Ah, summer in the Hamptons — the smell of freshly manicured lawns, the mist from waves crashing against pristine beaches, and the buzz of helicopters zooming by.
Locals fed up with aircraft noise are on the verge of silencing much of it, but lawsuits could still ground their effort to privatize the East Hampton Airport, the New York Times reported.
Opponents of the airport’s closure have filed lawsuits to keep the strip a municipal facility. The airport is scheduled to close May 17 and reopen as a private facility two days later.
The new status would allow the town to impose curfews and restrict the number of flights as it responds to complaints about helicopter noise and the effect frequent flights have on property values.
The temporary closure was originally set to take place in February, but after East Hampton Town officials huddled with the Federal Aviation Administration, it was pushed to May.
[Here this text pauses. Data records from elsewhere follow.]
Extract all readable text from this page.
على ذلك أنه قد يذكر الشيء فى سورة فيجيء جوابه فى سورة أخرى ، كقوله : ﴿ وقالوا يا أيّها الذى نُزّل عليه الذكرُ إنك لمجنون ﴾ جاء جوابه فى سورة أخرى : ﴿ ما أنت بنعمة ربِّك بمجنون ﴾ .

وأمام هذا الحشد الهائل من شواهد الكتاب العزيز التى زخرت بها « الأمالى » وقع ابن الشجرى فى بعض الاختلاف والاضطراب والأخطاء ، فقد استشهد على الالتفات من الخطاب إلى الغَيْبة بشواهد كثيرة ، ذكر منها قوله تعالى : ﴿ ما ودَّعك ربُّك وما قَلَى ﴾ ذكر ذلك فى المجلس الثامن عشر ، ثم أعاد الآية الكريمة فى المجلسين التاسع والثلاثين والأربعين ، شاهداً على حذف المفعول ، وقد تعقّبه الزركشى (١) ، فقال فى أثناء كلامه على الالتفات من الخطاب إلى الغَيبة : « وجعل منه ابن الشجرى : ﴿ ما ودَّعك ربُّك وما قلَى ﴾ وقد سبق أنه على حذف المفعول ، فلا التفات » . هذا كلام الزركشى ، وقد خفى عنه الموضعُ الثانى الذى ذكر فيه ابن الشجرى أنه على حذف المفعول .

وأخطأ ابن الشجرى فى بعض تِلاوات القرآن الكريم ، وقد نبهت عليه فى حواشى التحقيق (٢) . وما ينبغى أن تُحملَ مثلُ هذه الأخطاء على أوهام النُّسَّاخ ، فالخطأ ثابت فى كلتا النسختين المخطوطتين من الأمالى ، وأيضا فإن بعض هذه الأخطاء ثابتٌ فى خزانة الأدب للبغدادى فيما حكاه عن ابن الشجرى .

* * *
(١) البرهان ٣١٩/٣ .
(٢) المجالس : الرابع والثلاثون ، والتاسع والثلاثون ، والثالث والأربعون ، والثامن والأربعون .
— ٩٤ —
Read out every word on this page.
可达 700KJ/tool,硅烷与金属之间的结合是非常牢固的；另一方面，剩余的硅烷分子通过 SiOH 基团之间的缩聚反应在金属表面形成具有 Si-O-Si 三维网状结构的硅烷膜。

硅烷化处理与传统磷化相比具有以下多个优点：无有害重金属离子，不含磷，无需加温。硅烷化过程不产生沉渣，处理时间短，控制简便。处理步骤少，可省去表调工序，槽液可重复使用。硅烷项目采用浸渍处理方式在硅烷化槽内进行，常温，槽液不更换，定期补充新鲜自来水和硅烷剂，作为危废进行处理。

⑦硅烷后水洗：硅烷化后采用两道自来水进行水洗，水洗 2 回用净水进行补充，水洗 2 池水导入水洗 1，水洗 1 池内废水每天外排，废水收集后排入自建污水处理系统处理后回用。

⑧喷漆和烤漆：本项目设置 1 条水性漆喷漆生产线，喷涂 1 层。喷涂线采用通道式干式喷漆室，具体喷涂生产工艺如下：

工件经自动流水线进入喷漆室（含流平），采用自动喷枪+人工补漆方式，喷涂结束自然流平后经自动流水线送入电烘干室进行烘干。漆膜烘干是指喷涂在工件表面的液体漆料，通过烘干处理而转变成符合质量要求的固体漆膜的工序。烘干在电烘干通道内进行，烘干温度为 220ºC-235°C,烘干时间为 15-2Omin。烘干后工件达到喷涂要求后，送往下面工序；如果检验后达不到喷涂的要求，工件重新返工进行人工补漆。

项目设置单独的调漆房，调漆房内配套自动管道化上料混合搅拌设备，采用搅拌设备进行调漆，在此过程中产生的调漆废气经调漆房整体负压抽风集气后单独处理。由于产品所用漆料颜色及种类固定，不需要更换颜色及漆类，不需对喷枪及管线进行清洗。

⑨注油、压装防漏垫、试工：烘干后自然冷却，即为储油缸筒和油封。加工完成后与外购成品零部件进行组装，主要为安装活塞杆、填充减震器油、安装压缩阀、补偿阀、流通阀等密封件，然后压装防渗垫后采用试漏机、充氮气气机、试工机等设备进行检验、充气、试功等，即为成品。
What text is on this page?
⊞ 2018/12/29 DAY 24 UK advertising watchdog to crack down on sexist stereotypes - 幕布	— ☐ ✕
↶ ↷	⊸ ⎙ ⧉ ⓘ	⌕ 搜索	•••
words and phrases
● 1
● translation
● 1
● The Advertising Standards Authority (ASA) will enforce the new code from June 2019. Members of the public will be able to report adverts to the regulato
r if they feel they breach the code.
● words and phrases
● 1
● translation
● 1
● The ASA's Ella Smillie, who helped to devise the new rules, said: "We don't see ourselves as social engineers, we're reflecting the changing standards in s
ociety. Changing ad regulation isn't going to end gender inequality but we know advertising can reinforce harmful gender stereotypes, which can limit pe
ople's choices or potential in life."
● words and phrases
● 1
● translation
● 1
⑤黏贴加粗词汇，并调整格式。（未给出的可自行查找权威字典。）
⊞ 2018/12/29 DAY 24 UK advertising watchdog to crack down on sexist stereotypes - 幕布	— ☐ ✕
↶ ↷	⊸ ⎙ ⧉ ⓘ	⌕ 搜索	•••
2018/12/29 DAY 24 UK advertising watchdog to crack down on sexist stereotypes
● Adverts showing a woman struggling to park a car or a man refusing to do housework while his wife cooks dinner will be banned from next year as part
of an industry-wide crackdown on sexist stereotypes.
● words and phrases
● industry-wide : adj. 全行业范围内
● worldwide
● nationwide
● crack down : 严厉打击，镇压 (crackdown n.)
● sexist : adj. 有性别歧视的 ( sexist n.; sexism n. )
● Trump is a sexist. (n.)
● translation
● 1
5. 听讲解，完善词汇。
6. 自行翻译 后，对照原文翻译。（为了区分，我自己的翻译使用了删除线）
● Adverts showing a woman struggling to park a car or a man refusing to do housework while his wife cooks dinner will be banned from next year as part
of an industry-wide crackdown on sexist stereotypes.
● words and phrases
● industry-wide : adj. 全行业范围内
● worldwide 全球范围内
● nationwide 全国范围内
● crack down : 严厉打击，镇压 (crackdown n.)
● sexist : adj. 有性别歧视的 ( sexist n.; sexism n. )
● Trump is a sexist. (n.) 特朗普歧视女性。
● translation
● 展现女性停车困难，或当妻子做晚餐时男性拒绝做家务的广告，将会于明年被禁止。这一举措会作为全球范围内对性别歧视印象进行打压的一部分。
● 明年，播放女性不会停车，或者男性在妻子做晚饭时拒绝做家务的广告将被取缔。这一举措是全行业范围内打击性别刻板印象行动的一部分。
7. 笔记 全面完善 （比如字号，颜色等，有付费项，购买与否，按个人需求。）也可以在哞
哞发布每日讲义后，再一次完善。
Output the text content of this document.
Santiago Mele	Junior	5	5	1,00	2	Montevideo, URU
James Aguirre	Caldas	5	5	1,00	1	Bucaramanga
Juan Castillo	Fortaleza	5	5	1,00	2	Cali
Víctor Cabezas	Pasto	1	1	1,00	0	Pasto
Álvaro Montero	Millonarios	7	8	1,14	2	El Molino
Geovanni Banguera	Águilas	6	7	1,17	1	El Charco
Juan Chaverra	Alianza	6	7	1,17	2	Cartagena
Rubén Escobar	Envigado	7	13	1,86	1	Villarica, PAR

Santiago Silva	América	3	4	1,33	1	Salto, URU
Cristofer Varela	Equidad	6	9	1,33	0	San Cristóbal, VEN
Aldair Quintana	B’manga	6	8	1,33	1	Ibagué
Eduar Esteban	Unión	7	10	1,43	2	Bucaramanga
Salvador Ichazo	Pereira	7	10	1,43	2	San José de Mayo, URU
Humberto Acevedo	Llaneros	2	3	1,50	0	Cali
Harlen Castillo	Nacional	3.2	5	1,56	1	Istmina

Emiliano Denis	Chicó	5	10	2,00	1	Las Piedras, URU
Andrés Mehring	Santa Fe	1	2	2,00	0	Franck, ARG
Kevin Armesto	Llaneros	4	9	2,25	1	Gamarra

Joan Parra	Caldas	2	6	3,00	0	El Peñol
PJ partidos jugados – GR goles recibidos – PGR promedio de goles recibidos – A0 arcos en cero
“The airport has been here a long time, but it has changed, aircraft have changed, flight patterns have changed,” Town of Southampton supervisor Jay Schneiderman told the Times. Southampton is often buzzed by the helicopters.
Officials have signaled they could ban commercial aircraft and impose other restrictions on the airport. The terminal and runways, formerly overseen by the FAA, reverted to town control in September.
Complaints about flights coming in and out of the airport have soared in recent years. In 2015, there were about 19,000 complaints from July to September. Four years later, complaints more than doubled to 47,000, though they came from only 553 households. In 2020, two households complained a combined 4,638 times.
On the other side of the fight are those who enjoy the option of a quick escape to the Hamptons. Some local business owners believe keeping the airport open will help keep the area’s economy humming in the summer.
“People are going to get here one way or another,” Andy Sabin, owner of an international metals company (and notably, shares in three private jets), told the Times.
Another fear linked to the airport closure is that the 1 percent will land their helicopters elsewhere in the Hamptons. Blade, a helicopter charter company that filed one of the lawsuits against the closure, could look toward the Montauk Airport and Francis S. Gabreski Airport in Westhampton Beach.